Hurricane Beryl is hurtling towards Jamaica and is expected to make landfall in the next few hours, as ITV News correspondent Geraint Vincent reports
Hurricane Beryl is roaring past Jamaica after killing at least six people in the south-east Caribbean earlier this week.
The storm is expected to generate a “life-threatening storm surge” and dangerous winds in portions of Jamaica and the Cayman Islands, according to the National Hurricane Centre.
Jamaica has been placed under a state of emergency for the next seven says, with Prime Minister Andrew Holness announcing an island-wide curfew between 6am and 6pm local time on Wednesday.
It is now considered a very strong Category 4 hurricane, with winds of 150 mph.
The Prince and Princess of Wales are reported to be privately donating to relief efforts and are following the impact of the hurricane closely.

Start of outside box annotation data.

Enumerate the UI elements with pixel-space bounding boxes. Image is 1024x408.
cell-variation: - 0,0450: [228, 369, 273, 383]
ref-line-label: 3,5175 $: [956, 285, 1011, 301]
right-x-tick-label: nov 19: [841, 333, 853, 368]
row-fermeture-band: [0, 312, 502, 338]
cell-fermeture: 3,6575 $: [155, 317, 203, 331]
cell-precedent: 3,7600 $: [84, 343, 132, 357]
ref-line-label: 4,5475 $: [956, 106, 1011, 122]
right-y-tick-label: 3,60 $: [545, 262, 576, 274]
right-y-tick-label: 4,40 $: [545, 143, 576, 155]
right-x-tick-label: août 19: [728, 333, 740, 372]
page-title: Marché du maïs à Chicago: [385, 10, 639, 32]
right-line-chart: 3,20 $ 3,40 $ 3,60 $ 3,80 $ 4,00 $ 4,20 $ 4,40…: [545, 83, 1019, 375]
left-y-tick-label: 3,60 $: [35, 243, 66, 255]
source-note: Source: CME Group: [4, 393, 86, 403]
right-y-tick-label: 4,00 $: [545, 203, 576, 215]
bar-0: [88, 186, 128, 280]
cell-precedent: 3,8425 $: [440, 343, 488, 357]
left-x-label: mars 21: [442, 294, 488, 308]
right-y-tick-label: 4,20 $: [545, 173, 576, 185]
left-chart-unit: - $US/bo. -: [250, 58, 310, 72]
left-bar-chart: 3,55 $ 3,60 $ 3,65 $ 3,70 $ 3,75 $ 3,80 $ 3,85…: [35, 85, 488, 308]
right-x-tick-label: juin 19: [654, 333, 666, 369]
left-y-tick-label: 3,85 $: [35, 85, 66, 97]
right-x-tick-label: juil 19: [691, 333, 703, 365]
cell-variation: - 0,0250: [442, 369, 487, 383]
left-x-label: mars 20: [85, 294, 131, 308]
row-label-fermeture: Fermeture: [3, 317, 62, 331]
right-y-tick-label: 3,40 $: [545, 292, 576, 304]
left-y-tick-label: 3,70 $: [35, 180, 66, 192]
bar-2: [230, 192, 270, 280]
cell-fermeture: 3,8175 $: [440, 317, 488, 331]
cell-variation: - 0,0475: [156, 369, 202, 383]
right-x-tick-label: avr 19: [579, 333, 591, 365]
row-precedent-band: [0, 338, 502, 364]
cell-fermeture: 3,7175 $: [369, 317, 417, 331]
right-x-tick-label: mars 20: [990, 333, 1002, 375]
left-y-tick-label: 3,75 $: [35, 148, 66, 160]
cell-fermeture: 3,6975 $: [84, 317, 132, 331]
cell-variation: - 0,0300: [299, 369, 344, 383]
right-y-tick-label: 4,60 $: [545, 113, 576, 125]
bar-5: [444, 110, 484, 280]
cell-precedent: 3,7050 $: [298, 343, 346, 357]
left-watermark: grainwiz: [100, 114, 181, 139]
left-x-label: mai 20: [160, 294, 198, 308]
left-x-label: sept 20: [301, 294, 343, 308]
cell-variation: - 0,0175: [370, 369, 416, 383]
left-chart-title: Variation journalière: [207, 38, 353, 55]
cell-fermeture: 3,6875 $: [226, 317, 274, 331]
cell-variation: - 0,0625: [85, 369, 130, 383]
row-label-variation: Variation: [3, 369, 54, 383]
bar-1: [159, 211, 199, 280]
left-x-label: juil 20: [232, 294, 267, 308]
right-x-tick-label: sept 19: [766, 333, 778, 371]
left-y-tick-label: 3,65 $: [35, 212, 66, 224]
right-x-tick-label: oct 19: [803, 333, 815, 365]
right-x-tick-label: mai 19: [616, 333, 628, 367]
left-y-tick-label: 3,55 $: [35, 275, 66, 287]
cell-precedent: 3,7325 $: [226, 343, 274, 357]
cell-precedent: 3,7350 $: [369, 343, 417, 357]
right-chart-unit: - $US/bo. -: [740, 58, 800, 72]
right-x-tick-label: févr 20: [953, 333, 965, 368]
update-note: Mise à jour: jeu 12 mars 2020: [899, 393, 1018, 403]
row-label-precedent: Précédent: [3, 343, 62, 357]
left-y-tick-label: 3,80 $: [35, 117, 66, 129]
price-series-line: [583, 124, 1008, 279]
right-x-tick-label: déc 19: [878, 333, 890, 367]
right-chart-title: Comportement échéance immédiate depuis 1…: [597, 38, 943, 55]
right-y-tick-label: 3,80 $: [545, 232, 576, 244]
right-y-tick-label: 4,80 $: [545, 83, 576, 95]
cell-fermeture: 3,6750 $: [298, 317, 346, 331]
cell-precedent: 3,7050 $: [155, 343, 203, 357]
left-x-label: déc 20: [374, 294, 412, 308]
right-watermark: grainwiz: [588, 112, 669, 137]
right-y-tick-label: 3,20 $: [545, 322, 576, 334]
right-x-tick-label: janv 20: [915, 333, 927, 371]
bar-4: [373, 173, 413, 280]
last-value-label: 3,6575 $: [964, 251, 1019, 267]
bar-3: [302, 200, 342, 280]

By midday, winds howled in the Jamaica’s capital, turning the sea into churning whitecaps as Beryl’s eye scraped by the island’s southern coast.
Previously, it was named the earliest storm to develop into a Category 5 hurricane in the Atlantic and peaked at winds of 165 mph earlier this week.
After making landfall on the Grenadines, the storm left behind a path of “immense destruction, pain (and) suffering”, Prime Minister Ralph Gonsalves said.
Three people were reported to have died in Grenada and Carriacou and another in St. Vincent and the Grenadines, officials said.
Another two deaths were reported in northern Venezuela, bringing the death toll to six.
“The situation is grim,” Grenadian Prime Minister Dickon Mitchell said. “There is no power, and there is almost complete destruction of homes and buildings on the island.
“The roads are not passable, and in many instances they are cut off because of the large quantity of debris strewn all over the streets.”
Mitchell added: “The possibility that there may be more fatalities remains a grim reality as movement is still highly restricted.”
Beryl’s rapidly intensifying strength and early arrival are rare for the Atlantic hurricane season and are a troubling indicator that this season will be far from normal.
The storm has already shattered numerous records. On Sunday it became the earliest major hurricane – defined as one that is Category 3 or higher – in the Atlantic in 58 years and the only one to reach Category 4 status in the month of June.
The hurricane was able to churn to life because the ocean is as warm now as it would normally be at the peak of hurricane season, said Jim Kossin, a hurricane expert and science advisor at the nonprofit First Street Foundation.
“Hurricanes don’t know what month it is, they only know what their ambient environment is,” Mr Kossin said. “Beryl is breaking records for the month of June because Beryl thinks it’s September.”
Mr Kossin added the ocean heat fueling Beryl’s unprecedented strengthening “certainly have a human fingerprint on them”.
The National Oceanic and Atmospheric Administration predicts the 2024 hurricane season is likely to be well above average, with between 17 and 25 named storms. The forecast calls for as many as 13 hurricanes and four major hurricanes.
An average Atlantic hurricane season produces 14 named storms, seven of them hurricanes and three major hurricanes.